Religious groups have welcomed Government moves to protect meat slaughter methods.

The Department for Environment, Food and Rural Affairs rejected calls to make it a requirement for livestock to be stunned before being killed.

The recommendation safeguards the methods used by orthodox Jewish and Muslim communities, which require the animal to be conscious. The Muslim method produces halal meat.

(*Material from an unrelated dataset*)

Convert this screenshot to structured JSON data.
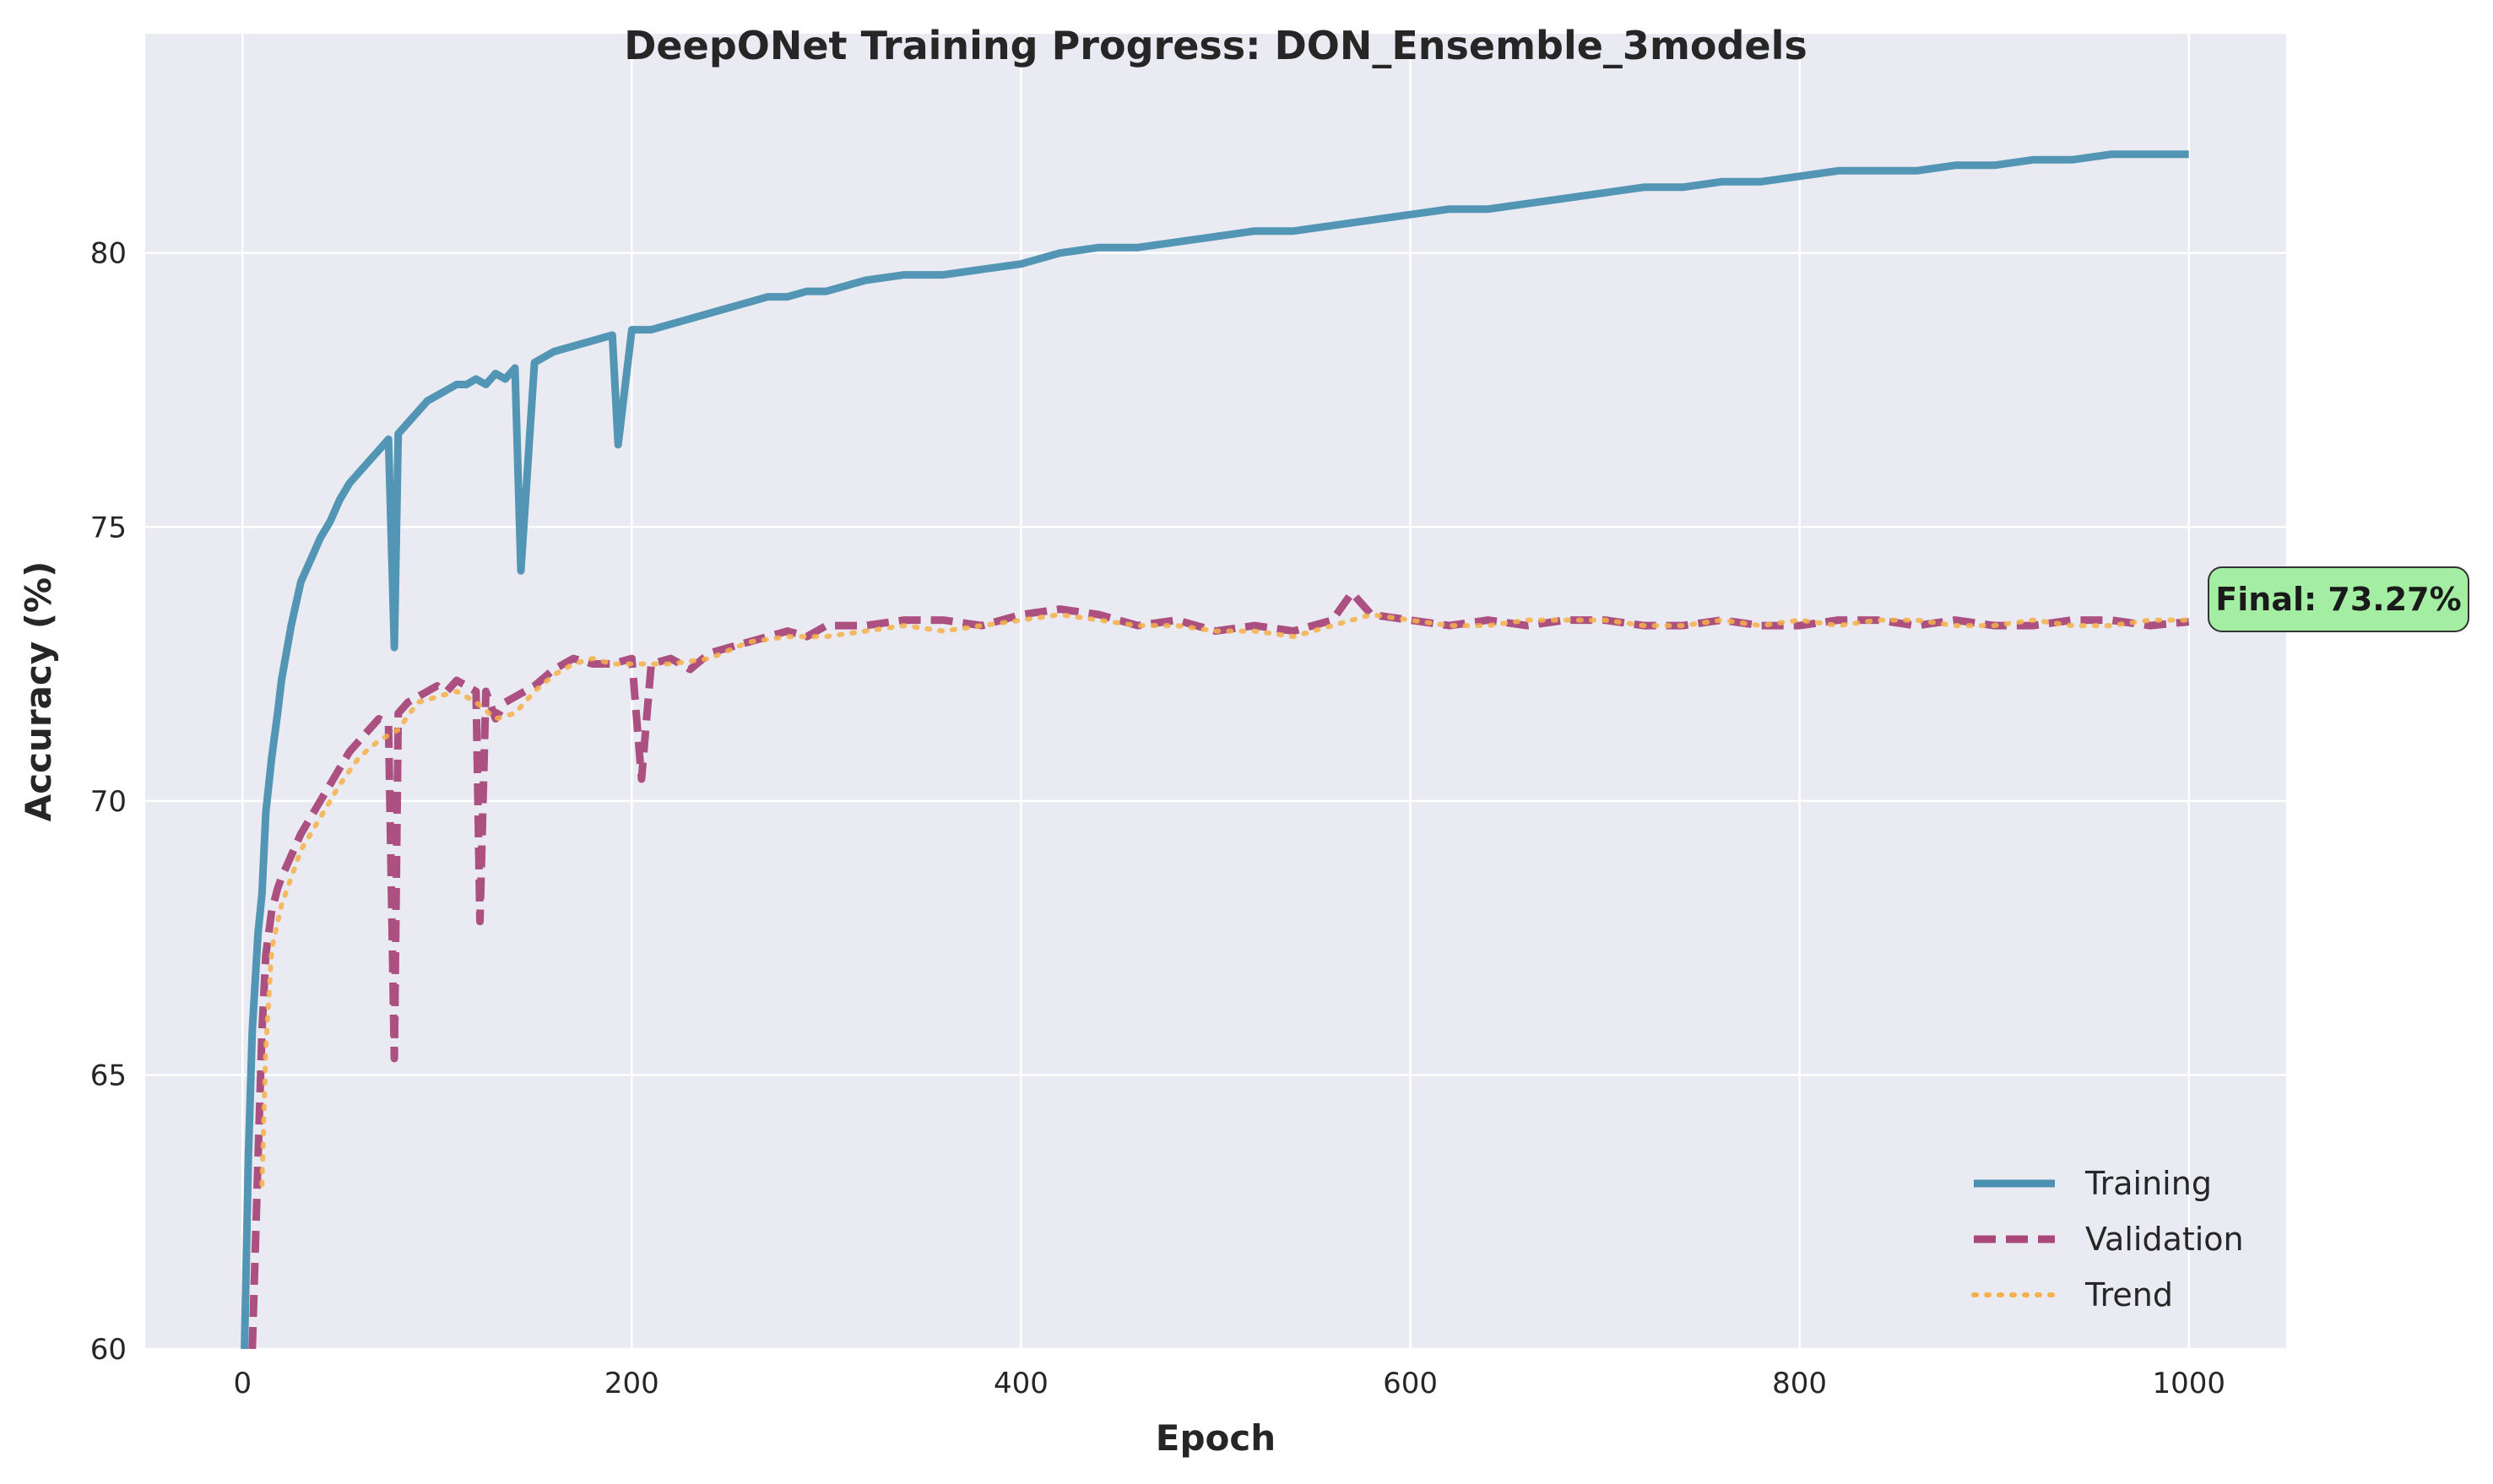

The Jewish shechita method produces kosher meat.

Haji Jaber, secretary at the Jamia Mosque in Waterloo Road, Middlesbrough, said a decision to ban halal meat would have undermined the welfare of animals.

He said: "It is better having some sort of control than none at all.

"The outcome of a ban would have been more back street slaughterhouses, but right now we have proper slaughterhouses making sure animals are taken care of properly."

The announcement comes in response to a report from the Farm Animal Welfare Council (FAWC) which described the practice of slaughter without stunning animals as "unacceptable".

But although ministers agreed 94 other recommendations, they said a ban would "export the problem".

Animal welfare minister Ben Bradhsaw said: "We are grateful to FAWC for their work, seeking to improve the welfare of farm animals - a goal we share.

"We will not ban the production of halal or kosher meat - a ban could in any case simply result in kosher and halal meat being imported.

"We would therefore be exporting the problem, resulting in no overall improvement in animal welfare."

The Government is now carrying out a 12-week consultation on its response to the report.